Nahum Tate, Knock-offs, Lear and 'Tatefication'
by Stephen Meigs
Toward a Traditional Trampling of the Reputation of Mr. Nahun Tate
The History Of King Lear, Nahum Tate’s adaptation of Shakespeare’s classic, was popular for 150 years. But that’s not his only claim to fame.
Tate also wrote lyrics for a Christmas carol still sung today, “While Shepherds watched their flocks at night, ” here performed by the King’s College Choir in 2011.
No Blanche Dubois, Mr. Tate had no use for strangers. He depended almost solely on more certain stuff: other writers’ work (Shakespeare, Dryden for example) and the producing power of rich patronage (the Earl of Dorset).
With his Christmas carol Tate got the best of writing and patronage: The text comes from the Bible (writer, God) and the Anglican church (only church allowed at the time). Unlike other popular Christmas tunes of the time, Tate’s song was the only Christmas carol allowed to be sung in the Anglican Church until 1700.
Maybe that helped his productions succeed, but Tate was not respected - even while he was alive.
Gerald Langbaine in the 1691 History of Dramatic Poets, describes Tate as “An author now living; who tho' he be allow'd to be a Man of Wit and Parts, yet for Dramatick Poetry, he is not above the common Rank.”
Sir Walter Scott called him “one of those second-rate bards who…can find smooth lines if any one will supply ideas.”
In Lives of the Poets of Great Britain and Ireland, late 1700s, an anonymous writer dismisses him: Tate is “…thought to possess no great genius, as being deficient in what is its first characteristic, namely, invention.”
In the 19th century the practice of trying to rewrite Shakespeare and failing miserably came to be called “Tatefication.”
So Nahum Tate fits Willy Loman’s definition of a loser: “He was liked… but not well liked.”
Stealing from dead writers is still in vogue, of course, but usually it’s the characters that are stolen, not the lines their creator wrote. There’s the book and musical Wicked pinching its heart from the Oz stories; and Scarlett, the “sequel” to Gone With the Wind; and on the best seller list now, the authorized theft of Stieg Larson’s ideas, the “fourth” in the trilogy, The Girl in the Spider’s Web. Give the public whatever it will buy, that’s still the rule.
In keeping with the centuries-old tradition of dumping on Nahum Tate, who stole not only the characters but also the lines of William Shakespeare, and especially as we are ambling toward Christmas time, here is Tate’s famous Christmas carol cheerfully parodied by Steve Mason and performed by The Mason Family Singers, in 2009.
While shepherds washed their socks by night,
all seated 'round the tub
the angel of the Lord came down
and gave their socks a scrub.
And when their socks were squeaky clean and sparkling like a gem,
The shepherds put them on again and walked to Bethlehem.
And when they got to Bethlehem
all looking nice and neat,
the Christ child said you've got nice socks,
but next time wash your feet.
Afternotes: I saw the Hidden Room production reviewed elsewhere at CTX Live Theatre by Dr.

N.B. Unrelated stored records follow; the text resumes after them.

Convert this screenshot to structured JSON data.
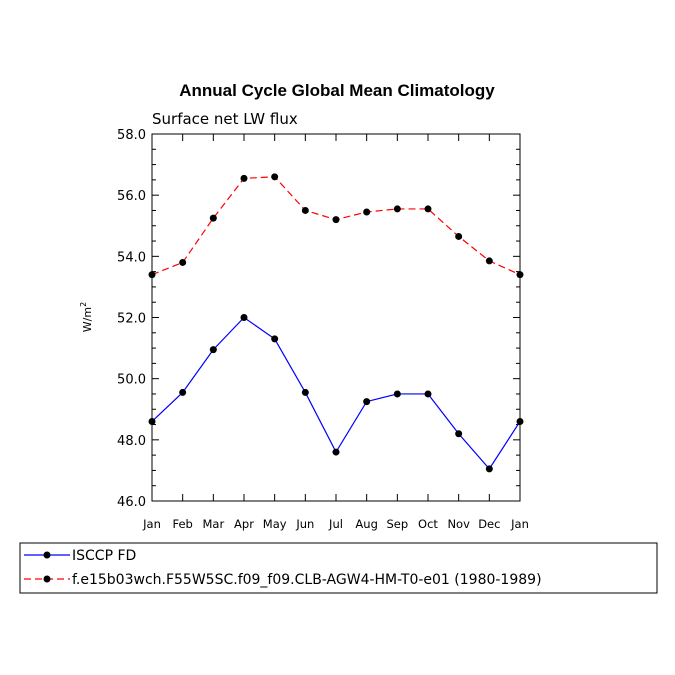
{
  "chart_data": {
    "type": "line",
    "title": "Annual Cycle Global Mean Climatology",
    "subtitle": "Surface net LW flux",
    "ylabel": "W/m",
    "ylabel_superscript": "2",
    "categories": [
      "Jan",
      "Feb",
      "Mar",
      "Apr",
      "May",
      "Jun",
      "Jul",
      "Aug",
      "Sep",
      "Oct",
      "Nov",
      "Dec",
      "Jan"
    ],
    "yticks": [
      "46.0",
      "48.0",
      "50.0",
      "52.0",
      "54.0",
      "56.0",
      "58.0"
    ],
    "ylim": [
      46.0,
      58.0
    ],
    "grid": false,
    "legend_position": "bottom",
    "series": [
      {
        "name": "ISCCP FD",
        "color": "#0000ff",
        "line_style": "solid",
        "marker": "filled-circle",
        "values": [
          48.6,
          49.55,
          50.95,
          52.0,
          51.3,
          49.55,
          47.6,
          49.25,
          49.5,
          49.5,
          48.2,
          47.05,
          48.6
        ]
      },
      {
        "name": "f.e15b03wch.F55W5SC.f09_f09.CLB-AGW4-HM-T0-e01 (1980-1989)",
        "color": "#ff0000",
        "line_style": "dashed",
        "marker": "filled-circle",
        "values": [
          53.4,
          53.8,
          55.25,
          56.55,
          56.6,
          55.5,
          55.2,
          55.45,
          55.55,
          55.55,
          54.65,
          53.85,
          53.4
        ]
      }
    ]
  }
}
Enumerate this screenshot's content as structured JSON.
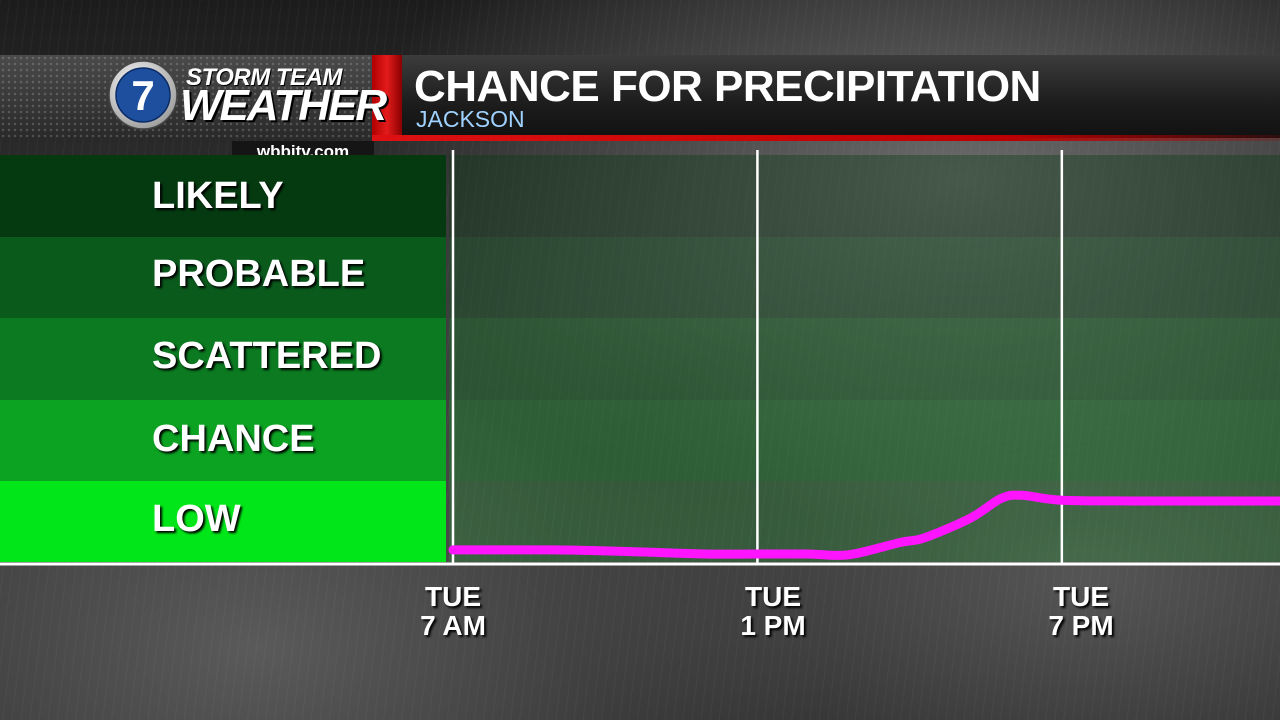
{
  "header": {
    "brand_top": "STORM TEAM",
    "brand_bottom": "WEATHER",
    "logo_number": "7",
    "website": "wbbjtv.com",
    "title": "CHANCE FOR PRECIPITATION",
    "location": "JACKSON"
  },
  "colors": {
    "line": "#ff14ff",
    "band_likely": "#053a10",
    "band_probable": "#0a5a1c",
    "band_scattered": "#0b7a20",
    "band_chance": "#0ca323",
    "band_low": "#00e619"
  },
  "chart_data": {
    "type": "line",
    "categories": [
      "LIKELY",
      "PROBABLE",
      "SCATTERED",
      "CHANCE",
      "LOW"
    ],
    "x_ticks": [
      {
        "line1": "TUE",
        "line2": "7 AM"
      },
      {
        "line1": "TUE",
        "line2": "1 PM"
      },
      {
        "line1": "TUE",
        "line2": "7 PM"
      }
    ],
    "xlim_hours": [
      7,
      23.3
    ],
    "tick_hours": [
      7,
      13,
      19
    ],
    "ylim": [
      0,
      5
    ],
    "series": [
      {
        "x": [
          7,
          9,
          10.5,
          12,
          13,
          14,
          14.8,
          15.8,
          16.3,
          17.2,
          17.8,
          18.2,
          19,
          20.5,
          22,
          23.3
        ],
        "y": [
          0.16,
          0.16,
          0.14,
          0.11,
          0.11,
          0.11,
          0.1,
          0.25,
          0.31,
          0.55,
          0.79,
          0.83,
          0.77,
          0.76,
          0.76,
          0.76
        ]
      }
    ]
  }
}
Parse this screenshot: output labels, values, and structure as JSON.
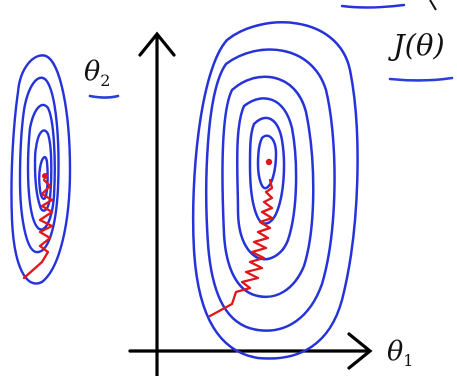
{
  "labels": {
    "theta2": "θ",
    "theta2_sub": "2",
    "theta1": "θ",
    "theta1_sub": "1",
    "cost": "J(θ)"
  },
  "colors": {
    "contour": "#2633d9",
    "path": "#e0161b",
    "axes": "#000000",
    "underline": "#2a3fd6"
  }
}
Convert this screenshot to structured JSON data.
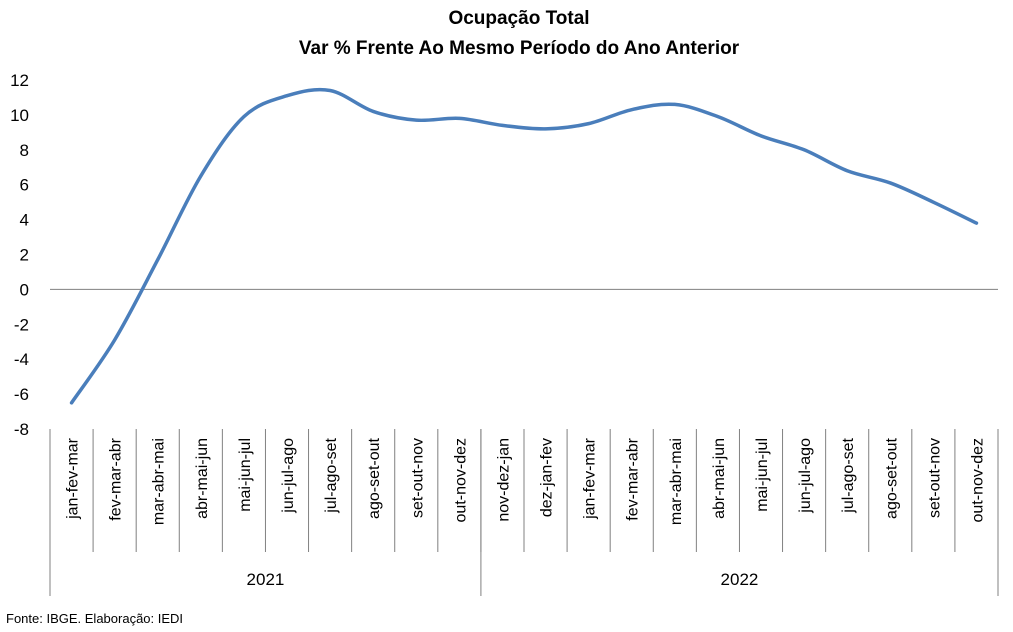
{
  "chart_data": {
    "type": "line",
    "title": "Ocupação Total",
    "subtitle": "Var % Frente Ao Mesmo Período do Ano Anterior",
    "xlabel": "",
    "ylabel": "",
    "ylim": [
      -8,
      12
    ],
    "yticks": [
      "12",
      "10",
      "8",
      "6",
      "4",
      "2",
      "0",
      "-2",
      "-4",
      "-6",
      "-8"
    ],
    "grid": false,
    "categories": [
      "jan-fev-mar",
      "fev-mar-abr",
      "mar-abr-mai",
      "abr-mai-jun",
      "mai-jun-jul",
      "jun-jul-ago",
      "jul-ago-set",
      "ago-set-out",
      "set-out-nov",
      "out-nov-dez",
      "nov-dez-jan",
      "dez-jan-fev",
      "jan-fev-mar",
      "fev-mar-abr",
      "mar-abr-mai",
      "abr-mai-jun",
      "mai-jun-jul",
      "jun-jul-ago",
      "jul-ago-set",
      "ago-set-out",
      "set-out-nov",
      "out-nov-dez"
    ],
    "groups": [
      {
        "label": "2021",
        "count": 10
      },
      {
        "label": "2022",
        "count": 12
      }
    ],
    "series": [
      {
        "color": "#4a7ebb",
        "values": [
          -6.5,
          -2.9,
          1.7,
          6.5,
          9.9,
          11.1,
          11.4,
          10.2,
          9.7,
          9.8,
          9.4,
          9.2,
          9.5,
          10.3,
          10.6,
          9.9,
          8.8,
          8.0,
          6.8,
          6.1,
          5.0,
          3.8
        ]
      }
    ]
  },
  "footer": {
    "source": "Fonte: IBGE. Elaboração: IEDI"
  }
}
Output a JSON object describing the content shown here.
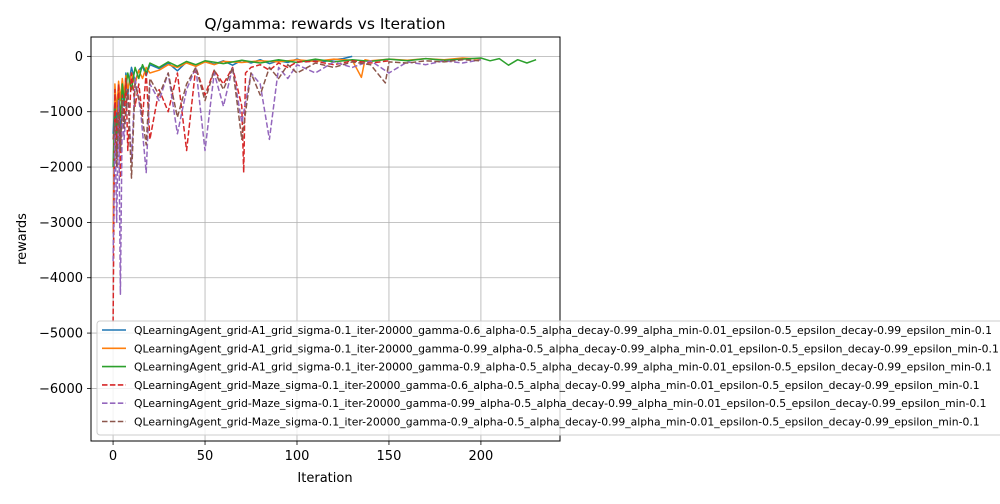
{
  "chart_data": {
    "type": "line",
    "title": "Q/gamma: rewards vs Iteration",
    "xlabel": "Iteration",
    "ylabel": "rewards",
    "xlim": [
      -12,
      243
    ],
    "ylim": [
      -6950,
      350
    ],
    "xticks": [
      0,
      50,
      100,
      150,
      200
    ],
    "yticks": [
      0,
      -1000,
      -2000,
      -3000,
      -4000,
      -5000,
      -6000
    ],
    "ytick_labels": [
      "0",
      "−1000",
      "−2000",
      "−3000",
      "−4000",
      "−5000",
      "−6000"
    ],
    "grid": true,
    "legend_position": "lower-right, overflowing the axes",
    "series": [
      {
        "name": "QLearningAgent_grid-A1_grid_sigma-0.1_iter-20000_gamma-0.6_alpha-0.5_alpha_decay-0.99_alpha_min-0.01_epsilon-0.5_epsilon_decay-0.99_epsilon_min-0.1",
        "color": "#1f77b4",
        "dash": "solid",
        "x": [
          0,
          1,
          2,
          3,
          4,
          5,
          6,
          7,
          8,
          9,
          10,
          12,
          14,
          16,
          18,
          20,
          25,
          30,
          35,
          40,
          45,
          50,
          55,
          60,
          65,
          70,
          75,
          80,
          85,
          90,
          95,
          100,
          105,
          110,
          115,
          120,
          125,
          130
        ],
        "y": [
          -1400,
          -800,
          -1200,
          -600,
          -1600,
          -500,
          -900,
          -300,
          -700,
          -400,
          -200,
          -450,
          -250,
          -180,
          -350,
          -150,
          -220,
          -120,
          -260,
          -100,
          -180,
          -90,
          -140,
          -80,
          -160,
          -70,
          -120,
          -60,
          -130,
          -80,
          -110,
          -50,
          -100,
          -70,
          -90,
          -60,
          -40,
          0
        ]
      },
      {
        "name": "QLearningAgent_grid-A1_grid_sigma-0.1_iter-20000_gamma-0.99_alpha-0.5_alpha_decay-0.99_alpha_min-0.01_epsilon-0.5_epsilon_decay-0.99_epsilon_min-0.1",
        "color": "#ff7f0e",
        "dash": "solid",
        "x": [
          0,
          1,
          2,
          3,
          4,
          5,
          6,
          7,
          8,
          10,
          12,
          14,
          16,
          18,
          20,
          25,
          30,
          35,
          40,
          45,
          50,
          55,
          60,
          70,
          80,
          90,
          100,
          110,
          120,
          130,
          135,
          137,
          140,
          150,
          160,
          170,
          180,
          190,
          200
        ],
        "y": [
          -3200,
          -500,
          -1000,
          -450,
          -800,
          -400,
          -700,
          -350,
          -600,
          -300,
          -500,
          -250,
          -400,
          -200,
          -300,
          -250,
          -150,
          -200,
          -120,
          -180,
          -100,
          -150,
          -90,
          -110,
          -80,
          -100,
          -60,
          -90,
          -50,
          -70,
          -380,
          -60,
          -80,
          -50,
          -70,
          -40,
          -60,
          -30,
          -50
        ]
      },
      {
        "name": "QLearningAgent_grid-A1_grid_sigma-0.1_iter-20000_gamma-0.9_alpha-0.5_alpha_decay-0.99_alpha_min-0.01_epsilon-0.5_epsilon_decay-0.99_epsilon_min-0.1",
        "color": "#2ca02c",
        "dash": "solid",
        "x": [
          0,
          1,
          2,
          3,
          4,
          5,
          6,
          8,
          10,
          12,
          14,
          16,
          18,
          20,
          25,
          30,
          35,
          40,
          45,
          50,
          60,
          70,
          80,
          90,
          100,
          110,
          120,
          130,
          140,
          150,
          160,
          170,
          180,
          190,
          200,
          205,
          210,
          215,
          220,
          225,
          230
        ],
        "y": [
          -2000,
          -900,
          -1500,
          -700,
          -1100,
          -500,
          -800,
          -300,
          -600,
          -200,
          -400,
          -150,
          -300,
          -120,
          -200,
          -100,
          -180,
          -90,
          -150,
          -80,
          -130,
          -70,
          -120,
          -60,
          -110,
          -50,
          -100,
          -60,
          -90,
          -50,
          -80,
          -40,
          -70,
          -50,
          -30,
          -80,
          -40,
          -160,
          -60,
          -120,
          -60
        ]
      },
      {
        "name": "QLearningAgent_grid-Maze_sigma-0.1_iter-20000_gamma-0.6_alpha-0.5_alpha_decay-0.99_alpha_min-0.01_epsilon-0.5_epsilon_decay-0.99_epsilon_min-0.1",
        "color": "#d62728",
        "dash": "dashed",
        "x": [
          0,
          1,
          2,
          3,
          4,
          5,
          6,
          7,
          8,
          10,
          12,
          14,
          16,
          18,
          20,
          25,
          30,
          35,
          40,
          45,
          50,
          55,
          60,
          65,
          70,
          71,
          72,
          75,
          80,
          85,
          90,
          95,
          100,
          110,
          120,
          130,
          140,
          150
        ],
        "y": [
          -4800,
          -600,
          -1800,
          -500,
          -2200,
          -700,
          -1200,
          -400,
          -1700,
          -300,
          -900,
          -500,
          -1100,
          -300,
          -1500,
          -600,
          -1000,
          -300,
          -1700,
          -200,
          -700,
          -250,
          -500,
          -200,
          -900,
          -2100,
          -300,
          -200,
          -150,
          -250,
          -120,
          -200,
          -100,
          -90,
          -150,
          -80,
          -120,
          -80
        ]
      },
      {
        "name": "QLearningAgent_grid-Maze_sigma-0.1_iter-20000_gamma-0.99_alpha-0.5_alpha_decay-0.99_alpha_min-0.01_epsilon-0.5_epsilon_decay-0.99_epsilon_min-0.1",
        "color": "#9467bd",
        "dash": "dashed",
        "x": [
          0,
          1,
          2,
          3,
          4,
          5,
          6,
          8,
          10,
          12,
          15,
          18,
          20,
          25,
          30,
          35,
          40,
          45,
          50,
          55,
          60,
          65,
          70,
          75,
          80,
          85,
          90,
          95,
          100,
          110,
          120,
          130,
          140,
          150,
          160,
          170,
          180,
          190,
          200
        ],
        "y": [
          -3700,
          -1200,
          -3000,
          -800,
          -4300,
          -900,
          -1500,
          -600,
          -1900,
          -400,
          -1000,
          -2100,
          -500,
          -800,
          -300,
          -1400,
          -600,
          -200,
          -1700,
          -300,
          -900,
          -200,
          -1200,
          -300,
          -500,
          -1500,
          -200,
          -400,
          -150,
          -300,
          -100,
          -200,
          -80,
          -300,
          -100,
          -150,
          -80,
          -120,
          -60
        ]
      },
      {
        "name": "QLearningAgent_grid-Maze_sigma-0.1_iter-20000_gamma-0.9_alpha-0.5_alpha_decay-0.99_alpha_min-0.01_epsilon-0.5_epsilon_decay-0.99_epsilon_min-0.1",
        "color": "#8c564b",
        "dash": "dashed",
        "x": [
          0,
          1,
          2,
          3,
          4,
          5,
          6,
          8,
          10,
          12,
          15,
          18,
          20,
          25,
          30,
          35,
          40,
          45,
          50,
          55,
          60,
          65,
          70,
          75,
          80,
          85,
          90,
          95,
          100,
          110,
          120,
          130,
          140,
          148,
          150,
          160,
          170,
          180,
          190,
          200
        ],
        "y": [
          -1500,
          -1200,
          -2000,
          -1000,
          -1700,
          -800,
          -1300,
          -600,
          -2200,
          -500,
          -900,
          -1600,
          -400,
          -700,
          -300,
          -1100,
          -500,
          -200,
          -800,
          -250,
          -600,
          -200,
          -1500,
          -300,
          -700,
          -200,
          -400,
          -150,
          -300,
          -120,
          -200,
          -100,
          -150,
          -480,
          -100,
          -120,
          -80,
          -100,
          -60,
          -80
        ]
      }
    ]
  }
}
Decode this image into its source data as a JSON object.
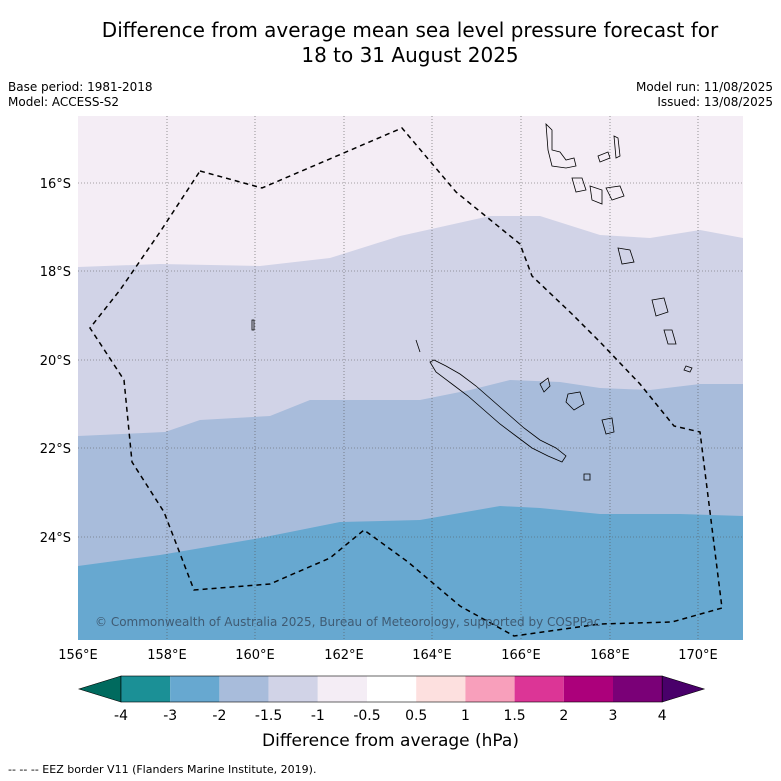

David Robinson. I enjoyed it very much. A lot of acting talent on the stage. Worth seeing. I only have two criticisms:
1) Ryan Crowder is a very fine actor and too young to play Lear. This is not his fault, of course. It was a superb attempt to deliver on director Beth Burns's casting. Crowder handled the language and the Restoration style well, but an actor with a bit more brutish physique would also have helped me believe in an aged (80+ years old) Lear who has master swordsman skills.
2) Numerous entrances and exits are made through modern doors, with their clicking door latches and opening and closing sounds. A covering screen or curtain would have served the audience better; it broke the restoration spell.
CONTINUING THE CONVERSATION
NOTE from Director Beth Burns
I hope that answers Stephen's very thoughtful points. I seriously loved reading more about Tate from him. Good stuff!
ps - I popped some pics down of Garrick and Betterton right about the times they would have played Lear, as well as an extant Garrick Lear engraving. I think Garrick looks a bit like Crowder. That makes me happy.